Advertising, marketing, and information campaigns seek to persuade us constantly. It may be more subtle and discreet at times, but it is always happening. In fact, a mass version of this happened recently with the pandemic. Huge information campaigns were sent out across the nation to help us follow the guidance to stay safe during the pandemic. This was done through persuasion, obvious and subtle. In the business world, you are trying to persuade a customer to invest in your service or product. It is very important to be aware of the power of persuasion to help your business grow.
A recent study by Dr. Nigel Jackson a professor in Persuasion and Communication at Plymouth Business School recently wrote an article on the power of persuasion in business. Today, we’re going to take a deep dive into that and see how you can use persuasion to help your business grow.
The Four Stages Of Persuasion In Business
Persuasion can bring out behavioral change and organisations and businesses engage in persuasion more than you’d realise. Dr. Nigel Jackson highlights the four ways as follows:
- Attracting new customers to buy products and services.
- Getting repeat business from existing customers.
- Impressing investors with business performance.
- Motivating employees to work hard and deliver their objectives.
A lot of the time these behaviours go unnoticed by customers and businesses, as it so engrained in our minds. The customer expects to be persuaded and the business knows that they need to persuade the customer to invest in them. This is prudent of all businesses, from greengrocers to tech companies.
Elements Of Persuasion
Persuasion has several component parts and it has to involve communication in some form. These are written, visual, spoken, or electronic. There has to be a person or organisation doing the persuading (the persuader) and an audience or person they are trying to persuade (the ‘persuadee’). Persuasion is almost never accidental; there must be a goal or outcome the persuader wants to effect and – most importantly – the process of persuasion needs to be ethical. Meaning that there needs to be evidence-based persuasion that is based on facts and data. If this isn’t in place then persuasion becomes manipulation or coercion. The person you’re persuading must be given an escape route. As Dr. Nigel Jackson says “Persuasion without an exit is manipulation”.

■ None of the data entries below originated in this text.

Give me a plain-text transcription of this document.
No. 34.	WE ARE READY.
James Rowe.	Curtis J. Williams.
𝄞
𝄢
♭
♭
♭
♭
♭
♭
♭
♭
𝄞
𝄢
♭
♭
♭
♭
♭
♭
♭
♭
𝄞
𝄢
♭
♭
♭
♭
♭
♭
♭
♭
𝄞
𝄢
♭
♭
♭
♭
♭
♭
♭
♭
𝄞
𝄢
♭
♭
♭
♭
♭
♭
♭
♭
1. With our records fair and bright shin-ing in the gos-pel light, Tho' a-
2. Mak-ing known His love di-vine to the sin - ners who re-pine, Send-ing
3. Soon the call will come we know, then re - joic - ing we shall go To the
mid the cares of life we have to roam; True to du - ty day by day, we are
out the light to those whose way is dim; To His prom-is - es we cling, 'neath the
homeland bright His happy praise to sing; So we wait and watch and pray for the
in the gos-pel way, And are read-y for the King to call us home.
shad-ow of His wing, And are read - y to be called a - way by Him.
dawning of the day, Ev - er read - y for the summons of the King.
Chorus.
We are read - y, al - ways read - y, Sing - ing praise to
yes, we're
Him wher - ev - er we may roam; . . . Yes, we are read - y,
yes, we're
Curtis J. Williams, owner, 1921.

To some extent, persuasion is an art form and although some people may be naturally predisposed to being persuasive, it is something we can all learn. To help, here are five key elements to communicating persuasively.
- Understand the decision-making process
To persuade an audience, it is important to be familiar with them and how they make decisions.
Not everyone will be convinced the same and in some cases, not everyone will be persuaded by rational arguments alone. A lot of organisations funnel time and money constructing rational arguments, detailing why their product or service is best, but it doesn’t guarantee the sale. Keep your information flow simple and easy to digest, people do not like to overthink.
- Be as good as your word
Customers pay attention to those they believe are credible.
An example of this is during the pandemic people reportedly found scientists, healthcare professionals, and academics more believable than politicians. They were more likely to follow the academics’ advice when it diverged from politicians’.
There are several ways in which you can apply this to your business, one is creating a platform of credibility. Show your customer how and why you’re credible and knowledgeable. This will persuade them to trust you and once you have their trust, you’re almost certain to get their sale. Honesty is the best policy, as cliche as it sounds. If you’re honest, the customer will notice it.
- Have an emotional appeal
Emotional arguments are just as powerful as rational ones.
Such arguments are used in hard-hitting campaigns that tackle smoking or drink driving. They pull on the listener’s heartstrings. It doesn’t have to be a negative connotation though, you can have an emotional argument that is joyous too. A good example is the adverts you see around Christmas time, images and depictions of unity, family, and good times. Positivity is a great persuasion tool.
- Try to not stand out
Social norms can be powerful persuaders. We know people like to confirm.
As mentioned not everyone will respond to rational arguments this is where you can bring in statistics. As an example, Dr Nigel Jackson recently advised a headmaster in a school to publish statistics showing what percentage of dinner money was paid in full and on time. More than 98% did, due to the fact people don’t want to be in that 2%.
So, if you highlight to a customer, let’s say who is wanting to buy solar panels that by not investing in solar panels because 95% of people do, will persuade them (hopefully) to conform.
- Strive for likability
Never underestimate likability; we are inclined to buy from someone we like and can relate to.
People feel comfortable when the persuader is attentive, a good listener, and anticipated their needs. This is important, not just in sectors like hospitality, but also in customer services and client relations across a range of businesses and sectors.
It is important to research, think and plan before embarking on persuasive communication. Consider your target audience and their decision-making process, this will help you detail how you can persuade them. This is especially important post-pandemic as people have gone through hardship and are now less free with their money. Business needs to adapt to this change in mindset, the dynamic has shifted.
Article based on information from the Plymouth Business School.